Une scène du film dans les rues de Kinshasa|Crédit hoto : ixioncommunications

La 29e édition du festival international de film Vues d'Afrique a débuté en force depuis le 26 avril, avec l'un des longs-métrages en vue de la manifestation. Réalisé par le Belge Marc-Henri Wajnberg, Kinshasa Kids prend des allures de documentaire et de fiction, dont les protagonistes sont des enfants, comédiens et figurants, vivant dans les rues de la capitale. Parmi ces jeunes artistes : Rachel Mwanza, révélée en 2012 à l'international grâce au film Rebelle de Kim Nguyen. Désarmante ½uvre du 7e art, Kinshasa Kids porte le quotidien fragile de ces 25'000 « shégués », mineurs qui errent dans une ville contrôlée par les forces de l'ordre et les pasteurs, imposteurs au pouvoir sans bornes. Le réalisateur a partagé avec AEM sa vision de ce phénomène social dévastateur.

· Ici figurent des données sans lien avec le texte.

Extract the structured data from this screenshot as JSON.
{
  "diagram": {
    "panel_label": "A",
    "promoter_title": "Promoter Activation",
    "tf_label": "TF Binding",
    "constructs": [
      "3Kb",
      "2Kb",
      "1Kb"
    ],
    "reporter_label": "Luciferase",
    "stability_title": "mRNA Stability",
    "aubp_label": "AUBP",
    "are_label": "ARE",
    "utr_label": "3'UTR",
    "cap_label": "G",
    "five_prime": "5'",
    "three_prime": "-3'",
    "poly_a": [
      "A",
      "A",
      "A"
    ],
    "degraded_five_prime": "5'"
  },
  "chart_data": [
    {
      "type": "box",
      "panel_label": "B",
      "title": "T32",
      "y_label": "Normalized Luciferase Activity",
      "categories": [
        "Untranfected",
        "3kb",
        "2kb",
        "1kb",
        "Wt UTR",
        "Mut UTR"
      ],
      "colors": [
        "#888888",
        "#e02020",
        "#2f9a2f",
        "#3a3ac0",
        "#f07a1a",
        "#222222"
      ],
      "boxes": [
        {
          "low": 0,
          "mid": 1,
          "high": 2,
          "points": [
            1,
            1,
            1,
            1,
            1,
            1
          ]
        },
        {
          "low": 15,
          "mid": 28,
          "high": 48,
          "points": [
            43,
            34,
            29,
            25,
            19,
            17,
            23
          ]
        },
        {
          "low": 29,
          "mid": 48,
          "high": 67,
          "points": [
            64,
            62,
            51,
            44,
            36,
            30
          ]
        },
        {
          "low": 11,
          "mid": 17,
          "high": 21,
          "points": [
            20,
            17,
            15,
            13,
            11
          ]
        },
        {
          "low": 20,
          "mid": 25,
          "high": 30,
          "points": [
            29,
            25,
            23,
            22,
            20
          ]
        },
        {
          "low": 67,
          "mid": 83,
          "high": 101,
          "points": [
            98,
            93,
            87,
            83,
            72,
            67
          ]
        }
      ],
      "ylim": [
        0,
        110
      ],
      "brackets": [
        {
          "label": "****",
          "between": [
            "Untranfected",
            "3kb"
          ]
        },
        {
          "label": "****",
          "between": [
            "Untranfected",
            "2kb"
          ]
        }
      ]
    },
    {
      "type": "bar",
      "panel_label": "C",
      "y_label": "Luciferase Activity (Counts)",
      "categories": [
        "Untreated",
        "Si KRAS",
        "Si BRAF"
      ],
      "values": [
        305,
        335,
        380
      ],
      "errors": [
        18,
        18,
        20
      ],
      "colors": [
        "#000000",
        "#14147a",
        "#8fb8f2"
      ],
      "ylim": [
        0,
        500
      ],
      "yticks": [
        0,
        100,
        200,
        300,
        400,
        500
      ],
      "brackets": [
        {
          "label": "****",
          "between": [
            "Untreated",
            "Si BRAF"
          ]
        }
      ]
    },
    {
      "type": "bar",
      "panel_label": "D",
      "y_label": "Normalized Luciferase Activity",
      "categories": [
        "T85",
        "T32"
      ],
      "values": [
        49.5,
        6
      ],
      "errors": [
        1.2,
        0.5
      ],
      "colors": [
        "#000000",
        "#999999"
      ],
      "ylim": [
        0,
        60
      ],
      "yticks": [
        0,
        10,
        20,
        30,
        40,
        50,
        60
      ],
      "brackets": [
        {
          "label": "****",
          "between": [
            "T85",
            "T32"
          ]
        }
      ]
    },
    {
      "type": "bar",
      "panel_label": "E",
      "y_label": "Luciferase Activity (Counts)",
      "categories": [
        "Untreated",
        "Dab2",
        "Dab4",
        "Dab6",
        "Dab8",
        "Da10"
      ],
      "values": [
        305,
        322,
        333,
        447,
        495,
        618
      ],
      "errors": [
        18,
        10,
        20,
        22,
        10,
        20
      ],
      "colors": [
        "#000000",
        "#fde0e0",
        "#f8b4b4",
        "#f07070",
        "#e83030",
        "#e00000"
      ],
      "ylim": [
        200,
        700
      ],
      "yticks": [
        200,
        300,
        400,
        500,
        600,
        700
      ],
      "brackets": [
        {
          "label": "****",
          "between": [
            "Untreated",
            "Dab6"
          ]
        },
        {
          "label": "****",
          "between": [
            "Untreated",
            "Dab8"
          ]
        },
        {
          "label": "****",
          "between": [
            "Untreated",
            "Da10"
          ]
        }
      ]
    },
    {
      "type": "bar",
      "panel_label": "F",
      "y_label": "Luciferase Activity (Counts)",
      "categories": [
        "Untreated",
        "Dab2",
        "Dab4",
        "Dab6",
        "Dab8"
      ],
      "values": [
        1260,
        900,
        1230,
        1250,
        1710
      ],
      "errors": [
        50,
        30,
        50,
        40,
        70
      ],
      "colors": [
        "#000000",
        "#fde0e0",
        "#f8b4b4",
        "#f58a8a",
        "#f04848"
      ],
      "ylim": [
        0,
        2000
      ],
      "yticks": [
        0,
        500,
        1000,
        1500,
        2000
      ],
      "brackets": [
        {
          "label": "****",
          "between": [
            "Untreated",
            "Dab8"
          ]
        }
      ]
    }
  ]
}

Kinshasa Kids est une « success story » à la congolaise : huit jeunes « shégués » décident de former un groupe de rap, sous la houlette d'un grand frère dénommé Bebson, qui évolue tant bien que mal dans le milieu. Ce dernier veille sur eux, leur insuffle la confiance et l'inspiration musicale dont ils ont besoin, et leur prodigue même des enseignements sur la vie dans la rue. Chaque enfant a son rêve, le caresse du moins : aller à l'école, vivre en Europe, avoir une famille et un toit... Des aspirations nobles dans l'esprit pur de ces jeunes qui, chaque matin, les ramène au « sytème D » : se débrouiller pour ne pas crever de faim, protéger leur espace de vie sans se faire voler ou agresser et avoir quelques sous. Pour y arriver, ils combinent leurs talents, aidant les gens dans un élan de serviabilité. Puis, vient l'idée de faire de l'argent, avec la musique. Un soir, le groupe arrive à enregistrer dans un studio, le même que Papa Wemba qui participe au film dans son propre rôle. Celui-ci ira même jusqu'à écouter les chansons du groupe et à croire en eux. Au fil des péripéties, un grand concert a lieu, sur un toit délabré, au grand bonheur d'un auditoire conquis, jetant des dollars aux musiciens en herbe.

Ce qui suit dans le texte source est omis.